ECLI:NL:CRVB:2016:2310

Centrale Raad van Beroep

Datum uitspraak
24 mei 2016
Publicatiedatum
21 juni 2016
Zaaknummer
15-650 WWB
Instantie
Centrale Raad van Beroep
Type
Uitspraak
Procedures
  • Hoger beroep
Vindplaatsen
  • Rechtspraak.nl
AI samenvatting door LexboostAutomatisch gegenereerd

Hoger beroep inzake afwijzing bijstandsaanvraag op grond van de WWB met betrekking tot uitsluitingsgronden voor bekostigd onderwijs

In deze zaak heeft de Centrale Raad van Beroep op 24 mei 2016 uitspraak gedaan in hoger beroep tegen een eerdere uitspraak van de rechtbank Den Haag. De appellant, een Turkse student, had in 2013 een aanvraag om bijstand ingediend op grond van de Wet werk en bijstand (WWB) terwijl hij een voortraject volgde ter voorbereiding op een studie aan de Haagse Hogeschool.

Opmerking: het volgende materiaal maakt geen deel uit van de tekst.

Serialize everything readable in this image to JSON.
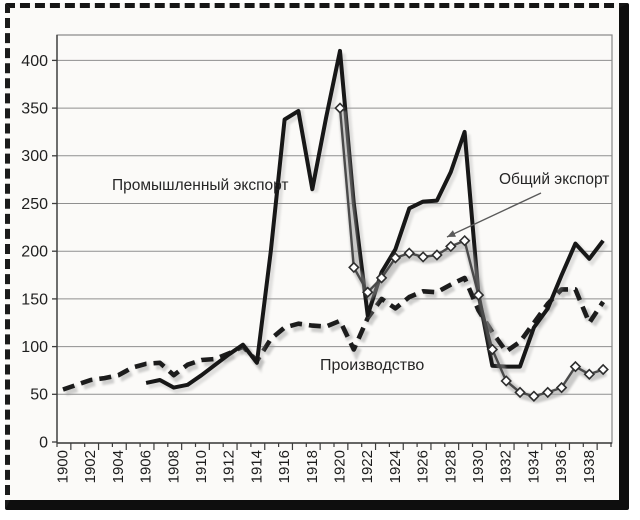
{
  "page": {
    "frame_color": "#141414",
    "paper_color": "#fbfaf8",
    "line_color": "#1a1a1a",
    "shadow_color": "#999999",
    "grid_color": "#8f8f8f"
  },
  "chart_data": {
    "type": "line",
    "title": "",
    "x": [
      1900,
      1901,
      1902,
      1903,
      1904,
      1905,
      1906,
      1907,
      1908,
      1909,
      1910,
      1911,
      1912,
      1913,
      1914,
      1915,
      1916,
      1917,
      1918,
      1919,
      1920,
      1921,
      1922,
      1923,
      1924,
      1925,
      1926,
      1927,
      1928,
      1929,
      1930,
      1931,
      1932,
      1933,
      1934,
      1935,
      1936,
      1937,
      1938,
      1939
    ],
    "x_label_every": 2,
    "x_tick_labels": [
      "1900",
      "1902",
      "1904",
      "1906",
      "1908",
      "1910",
      "1912",
      "1914",
      "1916",
      "1918",
      "1920",
      "1922",
      "1924",
      "1926",
      "1928",
      "1930",
      "1932",
      "1934",
      "1936",
      "1938"
    ],
    "ylim": [
      0,
      425
    ],
    "yticks": [
      0,
      50,
      100,
      150,
      200,
      250,
      300,
      350,
      400
    ],
    "grid": "horizontal",
    "legend_position": "inline-annotations",
    "series": [
      {
        "name": "Производство",
        "style": "dashed",
        "color": "#1c1c1c",
        "values": [
          55,
          60,
          65,
          67,
          70,
          78,
          82,
          83,
          70,
          81,
          86,
          87,
          93,
          100,
          85,
          108,
          120,
          124,
          122,
          121,
          127,
          97,
          130,
          150,
          140,
          152,
          158,
          157,
          165,
          172,
          138,
          115,
          95,
          105,
          125,
          145,
          160,
          160,
          125,
          147
        ]
      },
      {
        "name": "Промышленный экспорт",
        "style": "solid",
        "color": "#171717",
        "values": [
          null,
          null,
          null,
          null,
          null,
          null,
          62,
          65,
          57,
          60,
          70,
          81,
          92,
          102,
          83,
          200,
          338,
          347,
          265,
          340,
          410,
          250,
          133,
          178,
          202,
          245,
          252,
          253,
          283,
          325,
          155,
          80,
          79,
          79,
          120,
          140,
          175,
          208,
          192,
          211
        ]
      },
      {
        "name": "Общий экспорт",
        "style": "line-diamond-markers",
        "color": "#4a4a4a",
        "values": [
          null,
          null,
          null,
          null,
          null,
          null,
          null,
          null,
          null,
          null,
          null,
          null,
          null,
          null,
          null,
          null,
          null,
          null,
          null,
          null,
          350,
          183,
          157,
          172,
          193,
          198,
          194,
          196,
          205,
          211,
          154,
          97,
          64,
          52,
          48,
          52,
          57,
          79,
          71,
          76
        ]
      }
    ],
    "annotations": [
      {
        "text": "Промышленный экспорт",
        "px": [
          112,
          190
        ],
        "anchor": "start",
        "font_size": 15.5
      },
      {
        "text": "Общий экспорт",
        "px": [
          499,
          184
        ],
        "anchor": "start",
        "font_size": 15.5
      },
      {
        "text": "Производство",
        "px": [
          320,
          370
        ],
        "anchor": "start",
        "font_size": 16
      }
    ],
    "arrow": {
      "from": [
        541,
        193
      ],
      "to": [
        447,
        237
      ]
    }
  }
}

Het college van burgemeester en wethouders van Den Haag heeft deze aanvraag afgewezen, met als argument dat de appellant niet had aangetoond dat hij niet kon werken of geen ander onderwijs kon volgen, waardoor hij volgens artikel 13, lid 2 aanhef en onder c van de WWB van bijstand was uitgesloten.

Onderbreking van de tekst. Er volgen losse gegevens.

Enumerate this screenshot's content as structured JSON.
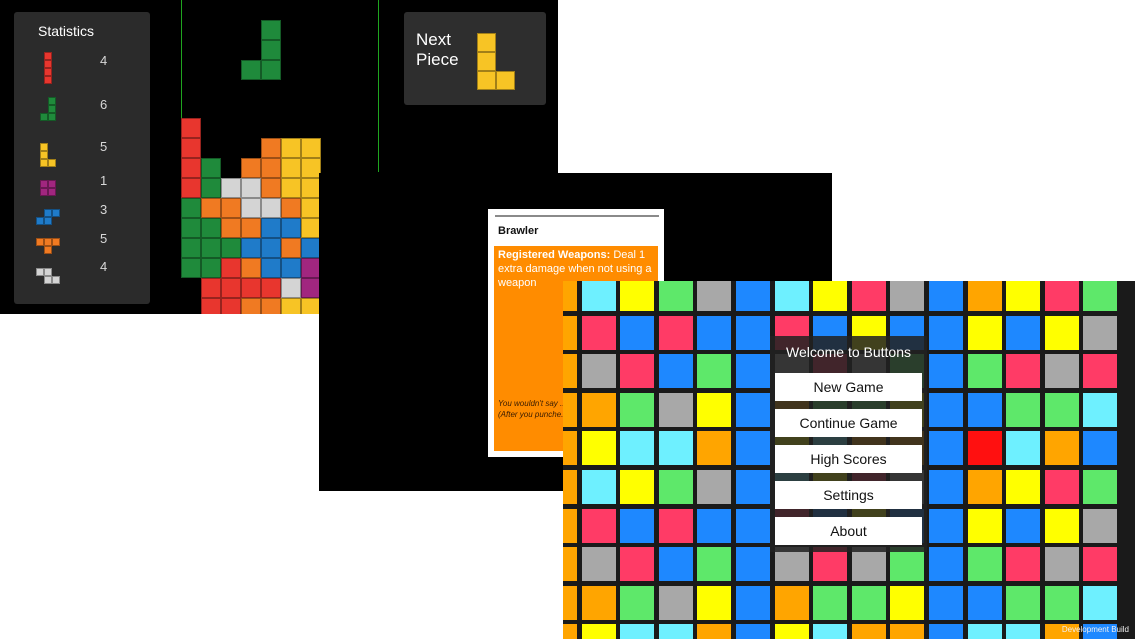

De rechtbank heeft het beroep van de appellant tegen deze afwijzing ongegrond verklaard, maar in hoger beroep heeft de Raad geoordeeld dat het college tekort is geschoten in de besluitvorming. De Raad heeft vastgesteld dat het college een onjuiste uitleg heeft gegeven aan de uitsluitingsgrond in de WWB. De Raad benadrukte dat de uitsluitingsgrond een op de persoon toegesneden grond is en dat de appellant de mogelijkheid moet hebben om uit 's Rijks kas bekostigd onderwijs te volgen. De Raad heeft het bestreden besluit vernietigd en het college opgedragen om opnieuw te beslissen op het bezwaar van de appellant, met inachtneming van de overwegingen in de uitspraak.

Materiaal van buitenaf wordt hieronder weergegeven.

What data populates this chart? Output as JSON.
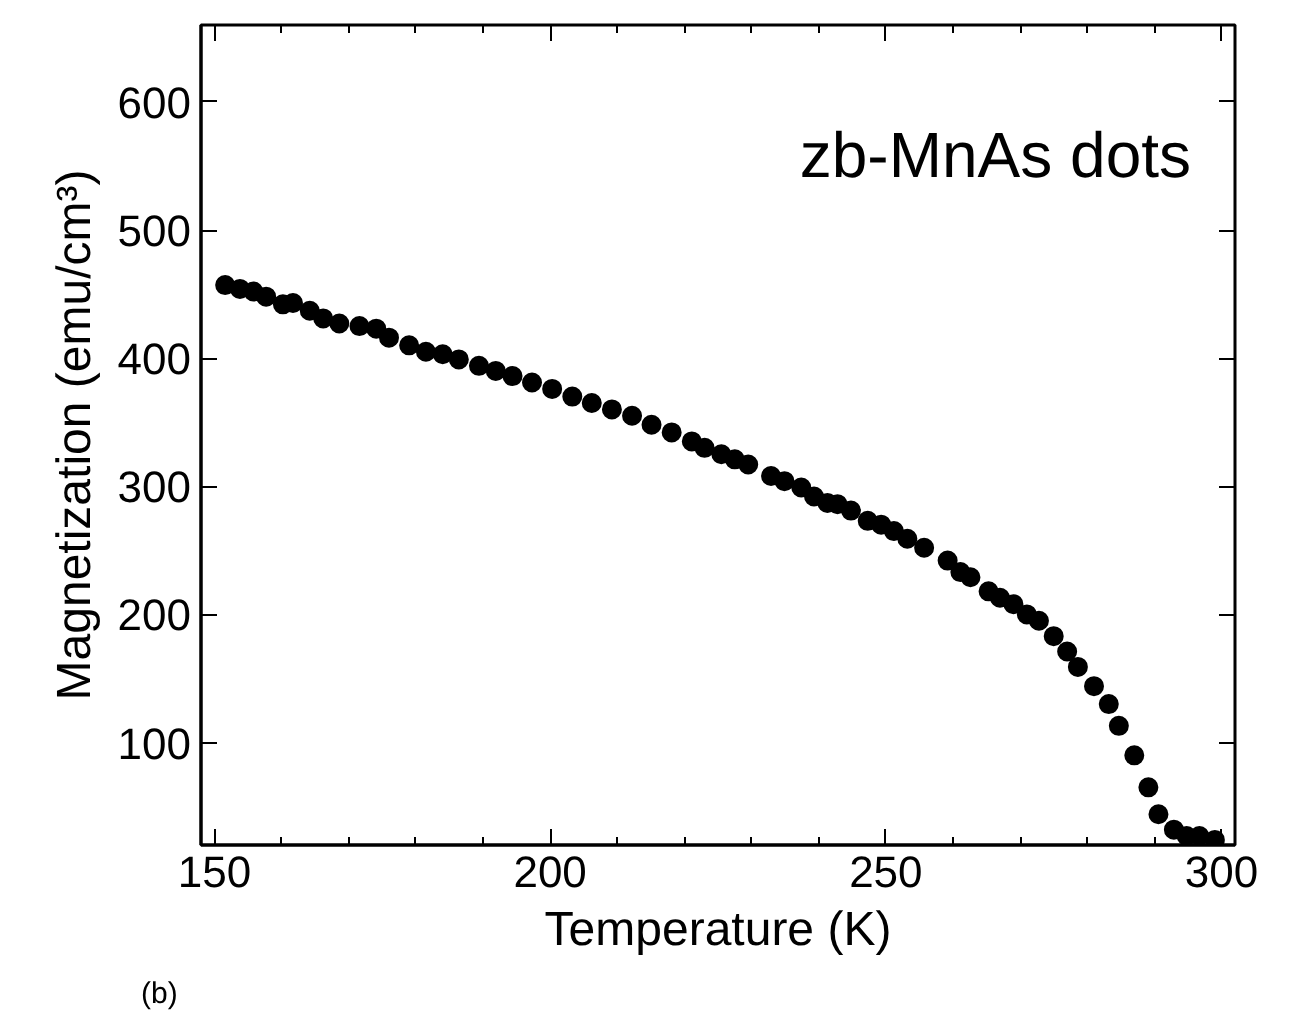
{
  "chart_data": {
    "type": "scatter",
    "xlabel": "Temperature (K)",
    "ylabel": "Magnetization (emu/cm³)",
    "annotations": [
      "zb-MnAs dots",
      "(b)"
    ],
    "xlim": [
      148,
      302
    ],
    "ylim": [
      20,
      660
    ],
    "xticks": [
      150,
      200,
      250,
      300
    ],
    "yticks": [
      100,
      200,
      300,
      400,
      500,
      600
    ],
    "grid": false,
    "marker": "circle",
    "series": [
      {
        "color": "#000000",
        "x": [
          151.6,
          153.8,
          155.8,
          157.7,
          160.2,
          161.7,
          164.2,
          166.2,
          168.6,
          171.6,
          174.1,
          176.0,
          179.0,
          181.5,
          184.0,
          186.4,
          189.4,
          191.9,
          194.4,
          197.3,
          200.3,
          203.3,
          206.2,
          209.2,
          212.2,
          215.1,
          218.1,
          221.1,
          223.0,
          225.5,
          227.5,
          229.5,
          232.9,
          234.9,
          237.4,
          239.3,
          241.3,
          242.8,
          244.8,
          247.3,
          249.3,
          251.2,
          253.2,
          255.7,
          259.2,
          261.1,
          262.6,
          265.3,
          267.0,
          269.0,
          271.0,
          272.8,
          275.0,
          277.0,
          278.6,
          281.0,
          283.2,
          284.7,
          287.0,
          289.1,
          290.6,
          292.9,
          294.8,
          296.7,
          299.0
        ],
        "values": [
          457,
          454,
          452,
          448,
          442,
          443,
          437,
          431,
          427,
          425,
          423,
          416,
          410,
          405,
          403,
          399,
          394,
          390,
          386,
          381,
          376,
          370,
          365,
          360,
          355,
          348,
          342,
          335,
          330,
          325,
          321,
          317,
          308,
          304,
          299,
          292,
          287,
          286,
          281,
          273,
          270,
          265,
          259,
          252,
          242,
          233,
          229,
          218,
          213,
          208,
          200,
          195,
          183,
          171,
          159,
          144,
          130,
          113,
          90,
          65,
          44,
          32,
          27,
          27,
          24
        ]
      }
    ]
  }
}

De Raad heeft ook bepaald dat het college de proceskosten van de appellant moet vergoeden en dat het griffierecht moet worden terugbetaald. De uitspraak is openbaar gedaan en de Raad heeft de mogelijkheid voor beroep tegen de nieuwe beslissing op bezwaar beperkt tot de Raad zelf.

Uitspraak

15/650 WWB
Datum uitspraak: 24 mei 2016
Centrale Raad van Beroep
Meervoudige kamer
Uitspraak op het hoger beroep tegen de uitspraak van de rechtbank Den Haag van 18 december 2014, 13/7350 (aangevallen uitspraak)
Partijen:
[appellant] te Turkije (appellant)
het college van burgemeester en wethouders van Den Haag (college)
PROCESVERLOOP
Namens appellant heeft mr. M. Colgecen, advocaat, hoger beroep ingesteld.
Het college heeft een verweerschrift ingediend.
Het onderzoek ter zitting heeft plaatsgevonden op 1 maart 2016. Namens appellant is
mr. Colgecen verschenen. Het college heeft zich laten vertegenwoordigen door D.L. Swart.

OVERWEGINGEN

1. De Raad gaat uit van de volgende in dit geding van belang zijnde feiten en omstandigheden.
1.1.
Appellant heeft in 2012 een hoger beroepsopleiding in Turkije gevolgd. Op 12 februari 2013 heeft appellant, geboren op 8 februari 1991, een aanvraag om bijstand op grond van de Wet werk en bijstand (WWB) ingediend. Appellant volgde een voortraject “meertalige studenten” aan de Haagse Hogeschool (voortraject) ter voorbereiding op een studie aan de Haagse Hogeschool, die appellant voornemens was op 1 september 2013 te starten.
1.2.
Bij besluit van 6 mei 2013, na bezwaar gehandhaafd bij besluit van 12 augustus 2013 (bestreden besluit), heeft het college de aanvraag van appellant afgewezen. Aan de besluitvorming ligt ten grondslag dat appellant voor het voortraject weliswaar niet in aanmerking komt voor studiefinanciering, maar dat hij niet heeft aangetoond dat hij niet kan werken of geen ander onderwijs kan volgen op grond waarvan hij wel recht heeft op studiefinanciering, zodat hij ingevolge artikel 13, tweede lid, aanhef en onder c, van de WWB van het recht op bijstand dient te worden uitgesloten.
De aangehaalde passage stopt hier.